Human-centered Vision Systems:
------------------------------

Ideas for enabling Smart Environments, Ambient 
Intelligence, and Social Networks
Hamid Aghajan, Stanford University
aghajan@stanford.edu

Vision offers rich information about events 
involving human activities in applications from 
gesture recognition to occupancy reasoning. 
Multi-camera vision allows for applications based 
on 3D perception and reconstruction, offers 
opportunities for collaborative decision making, 
and enables hybrid processing through task assignment 
to different cameras based on their views.


Smart Environments and Ambient Intelligence
-------------------------------------------
Smart environments are spaces that sense, perceive, 
and react to the presence, commands, or observed 
events of their occupants through a variety of 
interfaces and offer services such as multimedia, 
home control, or pervasive communications, as well 
as accident detection and well-being applications. 
The notion of ambient intelligence refers to endowing 
such systems with unobtrusive and intuitive interfaces 
as well as mechanisms to learn and adapt to the behavior 
models and preferences of their user in order to offer 
context-aware and customized services tailored to the 
user needs. 


User-centric Design and Social Networks
---------------------------------------
A user-centric design paradigm in creating 
vision-based applications considers the user 
acceptance and social aspects of the intended 
solution as part of the design effort.

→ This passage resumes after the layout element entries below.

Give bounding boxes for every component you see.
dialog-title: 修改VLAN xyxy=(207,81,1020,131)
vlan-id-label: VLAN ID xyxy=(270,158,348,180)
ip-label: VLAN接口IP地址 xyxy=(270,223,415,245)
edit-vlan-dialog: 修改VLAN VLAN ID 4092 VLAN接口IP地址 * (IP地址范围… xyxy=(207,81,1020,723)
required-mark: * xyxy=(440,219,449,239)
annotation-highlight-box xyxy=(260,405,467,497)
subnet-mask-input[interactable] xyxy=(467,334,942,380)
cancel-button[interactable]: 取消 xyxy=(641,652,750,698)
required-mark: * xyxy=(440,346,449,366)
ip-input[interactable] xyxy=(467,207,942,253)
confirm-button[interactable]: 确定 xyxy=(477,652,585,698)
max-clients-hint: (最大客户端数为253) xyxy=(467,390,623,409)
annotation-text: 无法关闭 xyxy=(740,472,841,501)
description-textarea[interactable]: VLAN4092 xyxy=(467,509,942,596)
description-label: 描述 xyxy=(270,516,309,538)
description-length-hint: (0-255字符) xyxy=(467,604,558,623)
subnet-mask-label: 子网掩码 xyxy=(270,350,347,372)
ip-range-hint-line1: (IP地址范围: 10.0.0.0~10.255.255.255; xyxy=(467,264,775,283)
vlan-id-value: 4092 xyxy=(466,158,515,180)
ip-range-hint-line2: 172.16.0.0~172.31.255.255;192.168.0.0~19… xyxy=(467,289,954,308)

Adaptation 
to the user’s set of preferences and behavior model, 
seamless and intuitive interfaces, automated setup 
and configuration, ease of use, awareness of the 
context, and responsiveness to the user’s privacy 
options are some of the attributes of a user-centric 
design. Novel opportunities in application development 
for smart homes, offices, seminar rooms, automotive, 
health-care and well-being domains, and experience 
sharing in social networks are enabled by employing 
user-centric approaches in vision-based development.


Context-based Processing
------------------------
Interpreting an event or a scene based on visual 
data often requires additional contextual information. 
Contextual information may be obtained from different 
sources. Generally speaking, in an interactive system 
the sources of context can be loosely categorized as 
environmental context and user-centric context. 
Environmental context refers to information derived 
from domain knowledge or from concurrently sensed effects 
in the area of operation. User-centric context refers 
to information obtained and accumulated from the user. 
Both types of context can include static or dynamic 
contextual elements.


Interfacing Vision and Other Layers
-----------------------------------
In addition to the inherent complexities in vision 
processing stemming from perspective view and 
occlusions, setup and calibration requirements 
have challenged the creation of meaningful applications 
that can operate in uncontrolled environments. 
Moreover, the task of studying user acceptance 
criteria such as privacy management and the implications 
in visual ambient communication has for the most 
part stayed out of the realm of technology design, 
further hindering the roll-out of vision-based 
applications in spite of the available sensing, 
processing, and networking technologies.

The output of visual processing often consists 
of instantaneous measurements such as location 
and pose, enabling the vision module to yield 
quantitative knowledge to higher levels of reasoning. 
The extracted information is not always flawless 
and often needs further interpretation at a data 
fusion level.  Also while quantitative knowledge 
is essential in many smart environments applications 
such as gesture control and accident detection, 
most ambient intelligence applications need to 
also depend on qualitative knowledge accumulated 
over time in order to learn user’s behavior models 
and adapt their services to the preferences explicitly 
or implicitly stated by the user. Proper interfacing 
of vision to high-level reasoning allows for integration 
of information arriving at different times and from 
different cameras, and application-level interpretation 
according to the associated confidence levels, 
available contextual data, as well as the accumulated 
knowledge base from the user history and behavior model.  


Smart Camera Networks
---------------------
Design of scalable, network-based applications 
employing high-bandwidth data such as multi-source 
video calls for a change of paradigm in the processing 
methodology from central to distributed methods. 
In a smart camera network local processing is employed 
to reduce the acquired video sequence to meta-data 
which can be transmitted to the server for data 
or decision fusion. Besides enabling scalable networks, 
smart cameras can also offer a solution for applications 
in which the privacy of the user is of priority.


The Talk
--------
This talk presents ideas for human-centric application 
development based on visual input. A number of applications 
in smart environments, ambient intelligence, and social 
network settings are discussed in which the vision 
processing task involving the recognition of user activities 
is linked with other processing modules in charge of 
higher-level interpretation or user behavior modeling. 
The notion of employing contextual data is examined 
through examples in which prior information can assist 
vision processing to function more effectively. Case 
studies in algorithm development for human pose analysis 
based on smart cameras are discussed to illustrate the 
relationship between application requirements and available 
processing resources. Context-aware and user-adaptive 
methods for light and ambience control services in smart 
homes, exercise monitoring and experience sharing using 
avatars, speaker assistance systems, and automated 
environment discovery based on user interaction will 
be presented to demonstrate example applications.